Hoy -también entonces, pero quién quería miserias...- la mejor manera de saber cuál es el verdadero poder adquisitivo de mil euros en uno u otro país es lo que se llama Paridad de Poder Adquisitivo, según la cual el tipo de cambio entre monedas de dos países, para ser fiel a la realidad de cada uno de ellos y de sus intercambios, debe acercarse a un numerito que equilibre lo que vale una cesta de la compra idéntica en uno y otro. The Economist hizo más masticable este concepto hace años, al crear el llamado Índice Big Mac, de forma que esa hamburguesa de McDonald's debería suponerle el mismo esfuerzo a un indio en rupias, a un estadounidense en dólares y a un español en euros. Este índice juguetón tiene hoy el mismo reconocimiento que cualquier otro método "serio" de la teoría del tipo de cambio, y es un "estándar global", que diría un analista como Dios manda. Pero, ay, resulta que nosotros tenemos la misma moneda que los alemanes. De forma que -paraísos fiscales aparte, ésas trastiendas idílicas para guardar el verdadero dinero de las familias del nivel de la de Jordi Pujol- eso de ir al país más rico de Europa sobrado de recursos tenía truco. El truco se llamó primero deuda familiar, pero después mutó a la cara oculta del truco: en España los salarios estaban condenados a bajar, y vaya si han bajado.

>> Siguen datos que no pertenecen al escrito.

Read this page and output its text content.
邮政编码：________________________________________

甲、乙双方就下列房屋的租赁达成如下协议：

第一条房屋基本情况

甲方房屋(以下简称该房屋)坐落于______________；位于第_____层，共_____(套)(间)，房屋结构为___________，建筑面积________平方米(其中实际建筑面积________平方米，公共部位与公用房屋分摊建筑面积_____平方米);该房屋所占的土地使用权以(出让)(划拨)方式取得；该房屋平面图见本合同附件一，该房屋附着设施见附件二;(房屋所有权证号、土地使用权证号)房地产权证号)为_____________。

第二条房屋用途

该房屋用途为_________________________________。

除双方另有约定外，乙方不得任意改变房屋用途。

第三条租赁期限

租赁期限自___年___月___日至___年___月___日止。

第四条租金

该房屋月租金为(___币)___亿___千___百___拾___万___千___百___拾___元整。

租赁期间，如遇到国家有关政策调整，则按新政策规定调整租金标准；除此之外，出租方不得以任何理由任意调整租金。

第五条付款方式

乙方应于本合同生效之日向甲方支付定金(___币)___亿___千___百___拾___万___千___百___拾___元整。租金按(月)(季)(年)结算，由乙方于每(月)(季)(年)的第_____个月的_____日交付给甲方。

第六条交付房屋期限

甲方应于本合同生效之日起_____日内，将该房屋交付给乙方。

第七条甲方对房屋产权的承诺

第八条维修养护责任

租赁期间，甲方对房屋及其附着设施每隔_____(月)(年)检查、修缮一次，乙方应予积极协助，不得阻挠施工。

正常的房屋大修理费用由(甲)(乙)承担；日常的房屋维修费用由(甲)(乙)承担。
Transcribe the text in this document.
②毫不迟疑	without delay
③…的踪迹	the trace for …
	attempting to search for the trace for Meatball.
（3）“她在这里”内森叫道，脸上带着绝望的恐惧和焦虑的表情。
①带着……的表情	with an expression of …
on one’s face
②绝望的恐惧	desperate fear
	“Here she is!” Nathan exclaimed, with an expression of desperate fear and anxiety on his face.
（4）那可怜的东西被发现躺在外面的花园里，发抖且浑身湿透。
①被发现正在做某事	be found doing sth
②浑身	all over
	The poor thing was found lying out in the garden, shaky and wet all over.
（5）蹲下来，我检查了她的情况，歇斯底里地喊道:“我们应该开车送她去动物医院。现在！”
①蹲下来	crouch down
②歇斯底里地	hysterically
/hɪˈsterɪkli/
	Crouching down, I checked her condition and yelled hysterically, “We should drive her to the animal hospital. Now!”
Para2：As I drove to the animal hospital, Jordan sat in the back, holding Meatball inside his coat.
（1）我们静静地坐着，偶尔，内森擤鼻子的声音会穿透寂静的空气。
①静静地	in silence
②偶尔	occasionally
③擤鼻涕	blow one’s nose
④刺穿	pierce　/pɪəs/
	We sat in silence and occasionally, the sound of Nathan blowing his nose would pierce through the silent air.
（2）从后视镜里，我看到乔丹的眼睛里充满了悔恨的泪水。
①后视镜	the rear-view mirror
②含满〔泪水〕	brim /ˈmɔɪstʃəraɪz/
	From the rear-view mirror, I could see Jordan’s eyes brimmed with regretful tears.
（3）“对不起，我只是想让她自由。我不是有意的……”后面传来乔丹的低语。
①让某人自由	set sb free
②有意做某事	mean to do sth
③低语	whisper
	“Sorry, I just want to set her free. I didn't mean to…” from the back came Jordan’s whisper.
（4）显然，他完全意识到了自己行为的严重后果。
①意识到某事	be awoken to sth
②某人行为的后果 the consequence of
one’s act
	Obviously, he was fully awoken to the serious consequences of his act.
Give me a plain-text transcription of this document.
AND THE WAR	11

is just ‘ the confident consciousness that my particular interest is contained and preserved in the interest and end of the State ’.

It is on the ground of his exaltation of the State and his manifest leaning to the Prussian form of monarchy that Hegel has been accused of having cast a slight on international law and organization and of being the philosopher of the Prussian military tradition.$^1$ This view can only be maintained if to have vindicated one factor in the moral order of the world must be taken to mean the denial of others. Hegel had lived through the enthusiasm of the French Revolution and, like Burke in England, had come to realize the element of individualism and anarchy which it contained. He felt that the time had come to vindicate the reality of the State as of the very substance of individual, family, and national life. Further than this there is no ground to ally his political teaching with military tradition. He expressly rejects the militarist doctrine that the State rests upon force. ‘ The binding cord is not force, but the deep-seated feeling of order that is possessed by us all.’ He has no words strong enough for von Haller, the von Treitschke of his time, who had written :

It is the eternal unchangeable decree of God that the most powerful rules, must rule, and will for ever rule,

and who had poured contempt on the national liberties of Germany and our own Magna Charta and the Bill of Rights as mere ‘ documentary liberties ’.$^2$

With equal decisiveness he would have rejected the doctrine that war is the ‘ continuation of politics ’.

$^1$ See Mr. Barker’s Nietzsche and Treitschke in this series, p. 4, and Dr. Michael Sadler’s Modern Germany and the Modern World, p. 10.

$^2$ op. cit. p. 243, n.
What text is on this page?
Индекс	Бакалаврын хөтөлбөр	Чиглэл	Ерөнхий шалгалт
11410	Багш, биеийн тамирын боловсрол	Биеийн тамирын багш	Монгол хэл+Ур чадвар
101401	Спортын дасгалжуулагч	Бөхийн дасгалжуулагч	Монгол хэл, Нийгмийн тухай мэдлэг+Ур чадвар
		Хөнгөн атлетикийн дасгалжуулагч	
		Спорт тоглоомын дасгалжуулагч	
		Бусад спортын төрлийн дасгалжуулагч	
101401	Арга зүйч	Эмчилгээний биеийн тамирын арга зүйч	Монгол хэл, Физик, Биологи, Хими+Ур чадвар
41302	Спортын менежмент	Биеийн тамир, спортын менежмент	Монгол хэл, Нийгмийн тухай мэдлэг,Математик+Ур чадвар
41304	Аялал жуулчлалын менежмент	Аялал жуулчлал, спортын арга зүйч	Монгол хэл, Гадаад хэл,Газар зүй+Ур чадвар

El salario medio español es severamente inferior al de aquellos tiempos en que íbamos hacia el pleno empleo y a quitarle a Alemania el volante de la locomotora europea. Entre otras cosas porque hay casi dos millones de personas que tenían empleo entonces y hoy no lo tienen. Como diría el analista, hemos sufrido un ajuste. Para mantener el poder adquisitivo, faltaría otro ajuste en los precios paralelo al de los salarios, aunque ya lo de viajar en avión al extranjero como quien va al pueblo a por chacina se hubiera acabado. Pero el de los precios es otro cantar. Dicho en corto: nos cuesta bastante más zamparnos una hamburgesa que antes. Lo siento, pero con la ensaladilla rusa o el mero a la plancha pasa exactamente igual. Si no te ajustas el tipo, te ajusto yo el bolsillo.